13.3 Waiver & Severability
No waiver of any right under these Terms shall be effective unless in writing. If any provision is found invalid or unenforceable, the remaining provisions continue in full force.
13.4 Assignment
You may not assign your rights or obligations under these Terms without CranUp’s prior written consent. CranUp may assign its rights and obligations to any affiliate or successor entity.
13.5 Notices
All notices must be in writing and delivered by email to hello@cranup.com (for notices to CranUp) or to the email address on file for you. Notices are effective on receipt.
14. Governing Law & Dispute Resolution
The governing law and dispute resolution mechanism depends on the Client’s location, as set out below. The parties agree that the law of the relevant jurisdiction applies and that disputes will be resolved as described.

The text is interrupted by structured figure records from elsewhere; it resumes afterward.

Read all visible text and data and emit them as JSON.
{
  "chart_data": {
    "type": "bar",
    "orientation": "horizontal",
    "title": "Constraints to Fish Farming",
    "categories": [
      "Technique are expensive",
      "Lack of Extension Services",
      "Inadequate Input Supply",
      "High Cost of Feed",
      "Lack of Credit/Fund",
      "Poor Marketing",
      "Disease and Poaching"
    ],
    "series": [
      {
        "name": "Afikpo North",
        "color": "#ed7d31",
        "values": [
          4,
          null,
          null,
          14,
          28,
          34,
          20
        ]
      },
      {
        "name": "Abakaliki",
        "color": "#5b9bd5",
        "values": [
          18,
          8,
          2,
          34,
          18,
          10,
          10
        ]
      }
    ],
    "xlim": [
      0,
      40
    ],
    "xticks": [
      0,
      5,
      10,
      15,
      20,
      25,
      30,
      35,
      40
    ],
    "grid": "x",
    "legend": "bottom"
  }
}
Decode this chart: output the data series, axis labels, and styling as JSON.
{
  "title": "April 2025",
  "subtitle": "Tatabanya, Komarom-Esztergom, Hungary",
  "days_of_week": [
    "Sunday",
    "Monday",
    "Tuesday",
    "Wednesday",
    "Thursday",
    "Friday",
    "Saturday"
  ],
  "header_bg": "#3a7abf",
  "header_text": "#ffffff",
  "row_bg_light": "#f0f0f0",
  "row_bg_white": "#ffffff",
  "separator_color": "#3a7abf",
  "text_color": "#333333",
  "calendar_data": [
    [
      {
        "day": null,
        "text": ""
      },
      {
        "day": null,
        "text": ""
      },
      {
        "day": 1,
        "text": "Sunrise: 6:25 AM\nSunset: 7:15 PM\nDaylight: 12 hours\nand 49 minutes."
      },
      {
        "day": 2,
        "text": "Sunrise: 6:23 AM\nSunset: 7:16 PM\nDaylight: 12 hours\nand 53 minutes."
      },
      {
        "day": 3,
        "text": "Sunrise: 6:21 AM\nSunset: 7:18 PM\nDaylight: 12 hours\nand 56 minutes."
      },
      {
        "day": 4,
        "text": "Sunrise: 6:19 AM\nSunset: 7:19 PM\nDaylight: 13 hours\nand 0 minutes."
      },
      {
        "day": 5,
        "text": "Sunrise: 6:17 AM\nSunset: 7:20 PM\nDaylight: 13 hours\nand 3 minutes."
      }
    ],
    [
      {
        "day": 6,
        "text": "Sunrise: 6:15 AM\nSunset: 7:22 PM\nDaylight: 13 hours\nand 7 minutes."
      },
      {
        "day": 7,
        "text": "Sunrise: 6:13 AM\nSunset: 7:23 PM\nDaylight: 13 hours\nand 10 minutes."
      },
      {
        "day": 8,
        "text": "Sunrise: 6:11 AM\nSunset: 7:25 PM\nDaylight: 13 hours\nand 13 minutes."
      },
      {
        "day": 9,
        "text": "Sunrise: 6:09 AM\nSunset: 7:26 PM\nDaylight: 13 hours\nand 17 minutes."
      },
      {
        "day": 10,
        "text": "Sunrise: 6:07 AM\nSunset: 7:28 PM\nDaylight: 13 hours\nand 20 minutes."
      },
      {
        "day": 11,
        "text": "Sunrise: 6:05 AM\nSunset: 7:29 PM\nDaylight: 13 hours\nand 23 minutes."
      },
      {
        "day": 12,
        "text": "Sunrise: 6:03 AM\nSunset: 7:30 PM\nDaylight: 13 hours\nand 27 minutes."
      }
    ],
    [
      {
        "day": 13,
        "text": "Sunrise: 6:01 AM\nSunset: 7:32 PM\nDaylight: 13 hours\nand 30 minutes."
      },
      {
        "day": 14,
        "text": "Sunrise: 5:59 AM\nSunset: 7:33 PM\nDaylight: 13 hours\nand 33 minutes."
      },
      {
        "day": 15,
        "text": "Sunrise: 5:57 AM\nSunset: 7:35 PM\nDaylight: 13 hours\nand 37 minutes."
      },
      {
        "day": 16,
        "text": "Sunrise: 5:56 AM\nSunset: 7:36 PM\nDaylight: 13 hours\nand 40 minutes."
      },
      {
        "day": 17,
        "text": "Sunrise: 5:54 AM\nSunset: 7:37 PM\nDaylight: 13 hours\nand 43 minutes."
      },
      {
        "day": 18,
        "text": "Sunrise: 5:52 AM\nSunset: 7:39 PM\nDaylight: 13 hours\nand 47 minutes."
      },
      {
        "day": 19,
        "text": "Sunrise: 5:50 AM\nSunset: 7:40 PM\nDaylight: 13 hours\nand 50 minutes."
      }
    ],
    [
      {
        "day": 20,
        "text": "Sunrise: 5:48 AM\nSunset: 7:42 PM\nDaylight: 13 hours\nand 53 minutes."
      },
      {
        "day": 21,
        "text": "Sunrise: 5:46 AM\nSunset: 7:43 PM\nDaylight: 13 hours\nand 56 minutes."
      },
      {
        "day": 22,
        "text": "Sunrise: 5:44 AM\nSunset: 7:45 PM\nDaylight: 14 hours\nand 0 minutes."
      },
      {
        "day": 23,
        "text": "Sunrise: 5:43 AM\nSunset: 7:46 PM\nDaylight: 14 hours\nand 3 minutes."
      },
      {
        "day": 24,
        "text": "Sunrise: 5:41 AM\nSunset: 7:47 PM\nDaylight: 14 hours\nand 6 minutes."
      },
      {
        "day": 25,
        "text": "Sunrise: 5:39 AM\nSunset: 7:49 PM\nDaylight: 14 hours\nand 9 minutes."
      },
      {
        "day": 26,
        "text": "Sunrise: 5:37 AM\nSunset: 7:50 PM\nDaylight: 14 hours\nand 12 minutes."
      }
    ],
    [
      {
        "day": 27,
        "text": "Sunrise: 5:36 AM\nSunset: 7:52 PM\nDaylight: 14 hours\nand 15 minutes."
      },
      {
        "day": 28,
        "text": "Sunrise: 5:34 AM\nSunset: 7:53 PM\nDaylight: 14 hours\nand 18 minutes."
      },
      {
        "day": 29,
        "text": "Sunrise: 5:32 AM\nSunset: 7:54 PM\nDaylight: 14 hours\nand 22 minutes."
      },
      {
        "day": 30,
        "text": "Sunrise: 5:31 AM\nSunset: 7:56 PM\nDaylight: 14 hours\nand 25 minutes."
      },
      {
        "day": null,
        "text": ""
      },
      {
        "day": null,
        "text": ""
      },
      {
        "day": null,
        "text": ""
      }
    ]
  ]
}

14.1 United Kingdom clients
These Terms are governed by the laws of England and Wales. Any dispute shall be subject to the exclusive jurisdiction of the courts of England and Wales. CranUp and UK-based clients agree to attempt mediation before commencing legal proceedings.
14.2 United States clients
These Terms are governed by the laws of the State of Delaware (or such other state as specified in the SOW), without regard to conflict of law principles. Disputes shall be resolved by binding arbitration administered under the American Arbitration Association (AAA) Commercial Arbitration Rules, except that either party may seek injunctive or other equitable relief in a court of competent jurisdiction.
14.3 Indian clients
These Terms are governed by the laws of India. Disputes shall be referred to arbitration under the Arbitration and Conciliation Act 1996, with the seat of arbitration in Mumbai. The arbitration shall be conducted in English before a sole arbitrator mutually appointed by the parties.
14.4 All other jurisdictions
For clients in other jurisdictions, these Terms are governed by the laws of England and Wales, with disputes subject to the jurisdiction of the courts of England and Wales.